简介:基于小浪包转变(WPT),基因算法(GA),神经网络(BPNN)和支持向量用机器制造的背繁殖(SVM),柴油机引擎阀门清理的一个差错诊断方法被介绍。与力量光谱密度分析,与运用条件的引擎有关的典型频率能从颤动信号被提取。小浪系数和根的最大的单个值(BSV)意味着在典型频率亚乐队的颤动的平方(RMS)值在颤动信号的第三水平分解的目的被提取,并且他们被用作BPNN或SVM的输入向量。为了避免,在本地最小被套住,GA被采用。正常和处于不同阀门清理条件测量的差错颤动信号被分析。BPNN,GA背繁殖神经网络(GA-BPNN),SVM和GA-SVM被用于为不同特征的抽取训练并且测试,并且分类精确性和训练时间与相比决定最佳差错分类器和特征选择。试验性的结果证明建议特征和分类算法给100%的分类精确性。

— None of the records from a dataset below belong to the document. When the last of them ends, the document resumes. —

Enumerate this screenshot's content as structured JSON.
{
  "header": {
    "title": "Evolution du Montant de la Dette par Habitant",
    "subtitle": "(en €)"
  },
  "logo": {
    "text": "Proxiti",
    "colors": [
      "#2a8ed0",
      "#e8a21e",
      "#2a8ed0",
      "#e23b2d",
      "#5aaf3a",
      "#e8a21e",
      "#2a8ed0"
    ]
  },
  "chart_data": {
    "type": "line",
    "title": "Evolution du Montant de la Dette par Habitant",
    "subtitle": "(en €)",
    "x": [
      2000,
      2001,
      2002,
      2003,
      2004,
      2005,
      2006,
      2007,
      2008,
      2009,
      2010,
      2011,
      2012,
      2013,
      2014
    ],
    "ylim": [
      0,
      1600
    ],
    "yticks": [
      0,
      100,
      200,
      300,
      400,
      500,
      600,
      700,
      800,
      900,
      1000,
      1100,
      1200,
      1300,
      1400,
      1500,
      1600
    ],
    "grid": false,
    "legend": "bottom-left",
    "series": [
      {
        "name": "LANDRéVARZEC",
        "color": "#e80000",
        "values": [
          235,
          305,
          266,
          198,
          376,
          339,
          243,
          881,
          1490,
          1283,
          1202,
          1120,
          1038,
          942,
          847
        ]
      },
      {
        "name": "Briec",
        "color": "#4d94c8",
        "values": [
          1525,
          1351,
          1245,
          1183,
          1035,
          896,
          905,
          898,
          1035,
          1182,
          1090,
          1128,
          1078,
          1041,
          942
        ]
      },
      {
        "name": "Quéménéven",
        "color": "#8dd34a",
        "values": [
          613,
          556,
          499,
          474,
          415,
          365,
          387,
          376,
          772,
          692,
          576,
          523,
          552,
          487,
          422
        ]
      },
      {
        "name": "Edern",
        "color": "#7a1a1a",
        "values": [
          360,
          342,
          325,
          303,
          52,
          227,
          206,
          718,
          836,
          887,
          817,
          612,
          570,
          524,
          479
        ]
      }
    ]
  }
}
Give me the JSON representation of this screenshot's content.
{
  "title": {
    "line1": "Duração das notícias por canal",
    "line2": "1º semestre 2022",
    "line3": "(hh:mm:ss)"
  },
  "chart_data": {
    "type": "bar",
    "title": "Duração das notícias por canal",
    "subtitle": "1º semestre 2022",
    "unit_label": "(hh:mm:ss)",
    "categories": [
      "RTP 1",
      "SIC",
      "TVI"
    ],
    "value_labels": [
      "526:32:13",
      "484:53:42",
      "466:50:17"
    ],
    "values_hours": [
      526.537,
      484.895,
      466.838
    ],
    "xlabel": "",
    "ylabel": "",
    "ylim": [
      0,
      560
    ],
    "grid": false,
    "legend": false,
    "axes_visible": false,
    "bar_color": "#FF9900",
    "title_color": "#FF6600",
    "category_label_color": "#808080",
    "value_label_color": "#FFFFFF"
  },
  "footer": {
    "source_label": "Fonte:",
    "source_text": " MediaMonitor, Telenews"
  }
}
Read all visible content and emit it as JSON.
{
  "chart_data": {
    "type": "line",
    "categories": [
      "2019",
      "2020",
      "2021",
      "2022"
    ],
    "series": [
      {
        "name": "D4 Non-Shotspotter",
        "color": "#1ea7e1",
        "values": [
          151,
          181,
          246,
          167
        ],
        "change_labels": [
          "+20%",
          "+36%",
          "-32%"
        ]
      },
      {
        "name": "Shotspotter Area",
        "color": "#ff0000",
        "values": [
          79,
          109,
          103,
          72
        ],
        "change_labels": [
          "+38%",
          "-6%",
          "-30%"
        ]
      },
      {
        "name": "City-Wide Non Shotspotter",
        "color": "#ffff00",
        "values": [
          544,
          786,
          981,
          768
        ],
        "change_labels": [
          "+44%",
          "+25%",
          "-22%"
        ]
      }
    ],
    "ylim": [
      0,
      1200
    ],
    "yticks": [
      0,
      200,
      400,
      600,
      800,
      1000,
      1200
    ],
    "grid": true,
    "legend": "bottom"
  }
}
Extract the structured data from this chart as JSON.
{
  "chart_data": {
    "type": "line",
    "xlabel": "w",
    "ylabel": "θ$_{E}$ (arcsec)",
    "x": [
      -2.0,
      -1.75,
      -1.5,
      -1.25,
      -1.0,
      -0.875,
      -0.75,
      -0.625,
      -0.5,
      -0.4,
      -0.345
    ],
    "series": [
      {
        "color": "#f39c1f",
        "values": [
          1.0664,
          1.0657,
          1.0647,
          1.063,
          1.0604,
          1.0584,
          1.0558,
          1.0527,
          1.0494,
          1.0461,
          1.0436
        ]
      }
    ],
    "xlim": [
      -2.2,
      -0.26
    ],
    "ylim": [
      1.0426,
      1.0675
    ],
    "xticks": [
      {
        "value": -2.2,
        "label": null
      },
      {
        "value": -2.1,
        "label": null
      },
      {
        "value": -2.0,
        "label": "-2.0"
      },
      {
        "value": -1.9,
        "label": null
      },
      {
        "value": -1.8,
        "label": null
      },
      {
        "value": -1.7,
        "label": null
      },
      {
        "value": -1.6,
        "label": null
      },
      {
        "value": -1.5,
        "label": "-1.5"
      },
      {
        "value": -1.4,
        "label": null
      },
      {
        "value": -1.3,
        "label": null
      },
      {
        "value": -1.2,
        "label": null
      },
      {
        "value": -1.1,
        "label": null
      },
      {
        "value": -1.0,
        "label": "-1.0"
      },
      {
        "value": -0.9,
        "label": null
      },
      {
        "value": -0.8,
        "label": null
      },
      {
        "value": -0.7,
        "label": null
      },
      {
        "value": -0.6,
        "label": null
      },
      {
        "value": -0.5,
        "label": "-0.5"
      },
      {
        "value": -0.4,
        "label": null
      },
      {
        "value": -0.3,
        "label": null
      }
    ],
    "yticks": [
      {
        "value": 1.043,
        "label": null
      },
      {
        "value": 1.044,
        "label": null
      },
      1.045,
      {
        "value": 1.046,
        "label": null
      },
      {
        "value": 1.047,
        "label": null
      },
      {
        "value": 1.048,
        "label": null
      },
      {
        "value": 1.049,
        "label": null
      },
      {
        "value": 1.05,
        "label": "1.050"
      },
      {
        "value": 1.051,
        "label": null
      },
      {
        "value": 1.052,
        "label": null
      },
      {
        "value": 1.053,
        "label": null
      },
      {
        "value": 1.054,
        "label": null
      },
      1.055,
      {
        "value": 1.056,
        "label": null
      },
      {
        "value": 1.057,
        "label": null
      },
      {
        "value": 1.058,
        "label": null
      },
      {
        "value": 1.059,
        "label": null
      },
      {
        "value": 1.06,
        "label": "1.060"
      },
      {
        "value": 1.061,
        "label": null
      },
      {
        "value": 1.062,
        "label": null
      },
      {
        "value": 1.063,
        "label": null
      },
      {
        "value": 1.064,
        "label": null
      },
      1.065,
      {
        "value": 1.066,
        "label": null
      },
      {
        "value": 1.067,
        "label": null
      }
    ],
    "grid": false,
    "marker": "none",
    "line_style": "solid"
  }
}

简介:Thispaperproposesanewmethodtopredictthecoronaonsetvoltageforarodplaneairgap,basedonthesupportvectormachine(SVM).BecausetheSVMisnotlimitedbythesize,dimensionandnonlinearityofthesamples,thismethodcanrealizeaccuratepredictionwithfewtrainingdata.Onlyelectricfieldfeaturesarechosenastheinput;nogeometricparameterisincluded.Therefore,theexperimentdataofonekindofelectrodecanbeusedtopredictthecoronaonsetvoltagesofotherelectrodeswithdifferentsizes.Withtheexperimentaldataobtainedbyozonedetectiontechnology,andexperimentaldataprovidedbythereference,theefficiencyoftheproposedmethodisvalidated.Accuratepredictedresultswithanaveragerelativelessthan3%areobtainedwithonly6experimentaldata.